Most adaptive headlights systems also include a self-leveling system. Self-leveling headlights have an additional level sensor that determines if the car is tilted forward or back. For example, if a car is driving over a large bump, when the front of the car hits the bump, it lifts up. Standard headlights would briefly point up into the sky until the rear of the car moved over the bump and the car returned to a level position. You may have noticed this if a car driving behind you at night passed over a bump, such as a railroad crossing. The other car's headlights would flash briefly, as if the driver had blinked his or her high beams at you. This is actually the car's headlights temporarily pointing up and into your eyes instead of down at the road. With a self-leveling system, electric servomotors react to the level sensor and keep the headlights aimed down at the road, no matter the position of the car.

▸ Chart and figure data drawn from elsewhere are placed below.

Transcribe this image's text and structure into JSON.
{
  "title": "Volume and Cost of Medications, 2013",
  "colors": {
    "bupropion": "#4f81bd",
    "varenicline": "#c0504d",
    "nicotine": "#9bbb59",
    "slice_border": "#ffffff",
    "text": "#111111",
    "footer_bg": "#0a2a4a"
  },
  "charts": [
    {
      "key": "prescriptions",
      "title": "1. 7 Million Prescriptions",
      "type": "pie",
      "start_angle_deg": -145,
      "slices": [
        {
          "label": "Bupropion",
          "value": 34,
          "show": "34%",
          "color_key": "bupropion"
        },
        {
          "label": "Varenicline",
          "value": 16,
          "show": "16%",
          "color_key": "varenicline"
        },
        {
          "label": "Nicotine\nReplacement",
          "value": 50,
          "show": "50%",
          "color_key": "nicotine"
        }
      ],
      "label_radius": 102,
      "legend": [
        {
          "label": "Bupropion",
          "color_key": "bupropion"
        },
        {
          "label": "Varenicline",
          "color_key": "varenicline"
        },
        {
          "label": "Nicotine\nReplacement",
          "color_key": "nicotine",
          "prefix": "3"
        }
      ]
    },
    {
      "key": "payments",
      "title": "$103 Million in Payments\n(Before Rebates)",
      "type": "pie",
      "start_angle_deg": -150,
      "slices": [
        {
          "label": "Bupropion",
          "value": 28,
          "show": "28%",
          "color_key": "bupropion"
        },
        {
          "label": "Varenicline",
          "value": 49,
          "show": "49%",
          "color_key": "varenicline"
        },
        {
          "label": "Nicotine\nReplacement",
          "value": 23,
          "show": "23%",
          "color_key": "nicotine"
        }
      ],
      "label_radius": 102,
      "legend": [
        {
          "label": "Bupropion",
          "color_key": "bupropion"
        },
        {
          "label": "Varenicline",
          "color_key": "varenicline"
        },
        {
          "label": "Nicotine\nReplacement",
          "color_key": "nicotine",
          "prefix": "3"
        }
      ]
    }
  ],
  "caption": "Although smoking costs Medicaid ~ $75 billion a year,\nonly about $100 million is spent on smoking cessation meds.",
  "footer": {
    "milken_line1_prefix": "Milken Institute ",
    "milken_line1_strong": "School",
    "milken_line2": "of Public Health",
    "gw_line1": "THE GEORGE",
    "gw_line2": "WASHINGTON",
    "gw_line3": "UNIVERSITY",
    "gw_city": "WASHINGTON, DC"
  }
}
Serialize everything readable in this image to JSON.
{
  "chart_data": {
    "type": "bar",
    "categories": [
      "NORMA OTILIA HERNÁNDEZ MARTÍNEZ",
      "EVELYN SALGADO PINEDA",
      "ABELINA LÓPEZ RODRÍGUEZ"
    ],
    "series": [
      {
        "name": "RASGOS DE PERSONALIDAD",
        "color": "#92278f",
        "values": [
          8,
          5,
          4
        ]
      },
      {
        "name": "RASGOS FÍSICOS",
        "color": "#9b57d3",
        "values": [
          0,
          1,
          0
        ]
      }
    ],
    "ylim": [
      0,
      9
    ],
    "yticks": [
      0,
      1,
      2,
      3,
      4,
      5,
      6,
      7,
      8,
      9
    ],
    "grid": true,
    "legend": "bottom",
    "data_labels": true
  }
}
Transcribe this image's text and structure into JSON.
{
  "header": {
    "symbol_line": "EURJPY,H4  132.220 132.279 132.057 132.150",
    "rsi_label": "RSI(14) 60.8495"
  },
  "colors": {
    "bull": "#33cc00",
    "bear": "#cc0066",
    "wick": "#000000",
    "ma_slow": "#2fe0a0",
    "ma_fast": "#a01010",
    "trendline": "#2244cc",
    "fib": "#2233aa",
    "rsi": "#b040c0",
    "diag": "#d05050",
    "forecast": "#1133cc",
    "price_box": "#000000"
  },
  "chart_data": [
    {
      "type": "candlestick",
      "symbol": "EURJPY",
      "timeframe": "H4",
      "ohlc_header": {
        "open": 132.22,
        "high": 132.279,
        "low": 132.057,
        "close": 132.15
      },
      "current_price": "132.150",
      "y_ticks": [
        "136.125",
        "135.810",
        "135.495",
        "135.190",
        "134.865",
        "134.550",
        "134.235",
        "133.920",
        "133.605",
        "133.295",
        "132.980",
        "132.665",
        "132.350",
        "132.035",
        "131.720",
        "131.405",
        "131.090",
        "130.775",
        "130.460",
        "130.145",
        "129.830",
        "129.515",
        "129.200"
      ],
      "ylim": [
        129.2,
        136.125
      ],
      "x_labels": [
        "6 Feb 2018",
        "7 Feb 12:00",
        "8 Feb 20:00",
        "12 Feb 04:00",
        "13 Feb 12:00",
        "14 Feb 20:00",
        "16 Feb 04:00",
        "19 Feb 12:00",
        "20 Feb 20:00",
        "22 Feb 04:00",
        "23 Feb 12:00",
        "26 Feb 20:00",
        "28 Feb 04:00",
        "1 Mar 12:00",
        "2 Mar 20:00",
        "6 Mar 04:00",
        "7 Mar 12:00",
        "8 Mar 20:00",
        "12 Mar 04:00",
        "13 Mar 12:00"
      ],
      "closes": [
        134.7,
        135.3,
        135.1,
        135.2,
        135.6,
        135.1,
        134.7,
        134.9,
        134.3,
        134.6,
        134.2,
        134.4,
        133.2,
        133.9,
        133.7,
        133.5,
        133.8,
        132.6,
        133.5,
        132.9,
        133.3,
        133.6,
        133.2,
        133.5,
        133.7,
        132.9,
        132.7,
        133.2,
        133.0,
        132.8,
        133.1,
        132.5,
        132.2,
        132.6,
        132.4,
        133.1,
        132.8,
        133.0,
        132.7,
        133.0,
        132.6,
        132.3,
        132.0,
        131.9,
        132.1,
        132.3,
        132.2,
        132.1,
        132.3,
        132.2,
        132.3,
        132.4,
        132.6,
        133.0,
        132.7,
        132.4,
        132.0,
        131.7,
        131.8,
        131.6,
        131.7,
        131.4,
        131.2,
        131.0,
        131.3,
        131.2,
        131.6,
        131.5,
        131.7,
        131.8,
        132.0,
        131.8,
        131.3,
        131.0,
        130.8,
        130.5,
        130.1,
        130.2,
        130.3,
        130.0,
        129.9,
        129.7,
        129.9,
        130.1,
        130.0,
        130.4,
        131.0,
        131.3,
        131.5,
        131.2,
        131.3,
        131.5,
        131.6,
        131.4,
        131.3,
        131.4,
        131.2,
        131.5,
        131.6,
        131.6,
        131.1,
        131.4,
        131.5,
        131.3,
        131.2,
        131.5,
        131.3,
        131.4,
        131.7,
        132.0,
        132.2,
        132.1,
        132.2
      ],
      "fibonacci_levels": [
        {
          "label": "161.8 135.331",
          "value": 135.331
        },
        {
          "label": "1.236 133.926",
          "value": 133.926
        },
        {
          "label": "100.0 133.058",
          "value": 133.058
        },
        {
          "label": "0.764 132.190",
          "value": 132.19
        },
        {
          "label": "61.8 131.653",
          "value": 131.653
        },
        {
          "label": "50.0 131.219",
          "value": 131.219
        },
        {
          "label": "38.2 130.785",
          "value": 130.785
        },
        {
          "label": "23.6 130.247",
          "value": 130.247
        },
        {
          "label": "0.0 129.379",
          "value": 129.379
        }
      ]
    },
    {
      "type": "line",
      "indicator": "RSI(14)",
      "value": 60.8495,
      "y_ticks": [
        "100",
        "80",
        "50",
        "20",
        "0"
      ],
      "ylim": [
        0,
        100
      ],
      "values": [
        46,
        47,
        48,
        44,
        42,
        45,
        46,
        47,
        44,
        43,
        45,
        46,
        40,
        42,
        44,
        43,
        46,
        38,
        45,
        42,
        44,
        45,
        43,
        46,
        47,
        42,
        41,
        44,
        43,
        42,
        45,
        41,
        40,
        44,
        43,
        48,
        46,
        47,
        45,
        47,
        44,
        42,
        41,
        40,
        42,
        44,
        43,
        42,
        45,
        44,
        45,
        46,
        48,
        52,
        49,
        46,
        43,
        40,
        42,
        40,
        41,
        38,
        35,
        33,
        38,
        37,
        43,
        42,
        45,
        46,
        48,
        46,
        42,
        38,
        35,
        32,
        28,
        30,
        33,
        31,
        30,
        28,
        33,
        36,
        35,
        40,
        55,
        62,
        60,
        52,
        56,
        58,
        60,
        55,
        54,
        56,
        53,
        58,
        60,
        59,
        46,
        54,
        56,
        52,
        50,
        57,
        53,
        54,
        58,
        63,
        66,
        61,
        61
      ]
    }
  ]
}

Self-leveling headlights are already required on new cars in Europe, and they're required on all U.S. cars equipped with bi-xenon headlights. Bi-xenon lights are so bright that they would blind other drivers if they didn't level themselves.
Adaptive headlights aren't yet standard equipment on most cars. In fact, only a few companies even offer them as options. BMW offers optional adaptive headlights on all models, while 335, 535, 7-series and M-series include them as standard equipment. Renault offers them as an option on some models, and the 2006 Volkswagen Passat includes them in the optional Luxury Package. Lexus, Audi and many high-end manufacturers also offer adaptive headlight packages.
Headlights of the Future
Auto designers are developing several innovations in headlight technology that should appear on production models in the next few years. Adaptive brake lights will allow you to see more than just the car in front of you applying the brakes. You'll also know how hard the driver is applying the brakes, giving you a good indication of trouble ahead or how much you yourself need to slow down. These brake systems will light up like normal brake lights under normal braking conditions. However, when someone presses on the brakes hard to make a more sudden stop, the brake lights shine more brightly. The lighting is progressive -- when someone really stomps on the brakes, the very brightest brake light comes on, while lesser degrees of braking force result in brightness in between "normal" and "full stop."
Single-source fiber-optic lights could revolutionize auto lighting by allowing for a wider variety of lighting options and optimal lighting configurations. A single-source system uses one light located somewhere in the inner workings of the car. Fiber-optic strands then carry the light to wherever it's needed. Instead of two headlights, a car could have a wide light-emitting pattern on the front. The fiber optics could be manipulated by small motors to allow even more versatile adaptive lighting. The drawback for the time being is that the fiber optics lose a lot of the light's intensity as they carry it, so a very bright single-source is needed [source: Smart Motorist].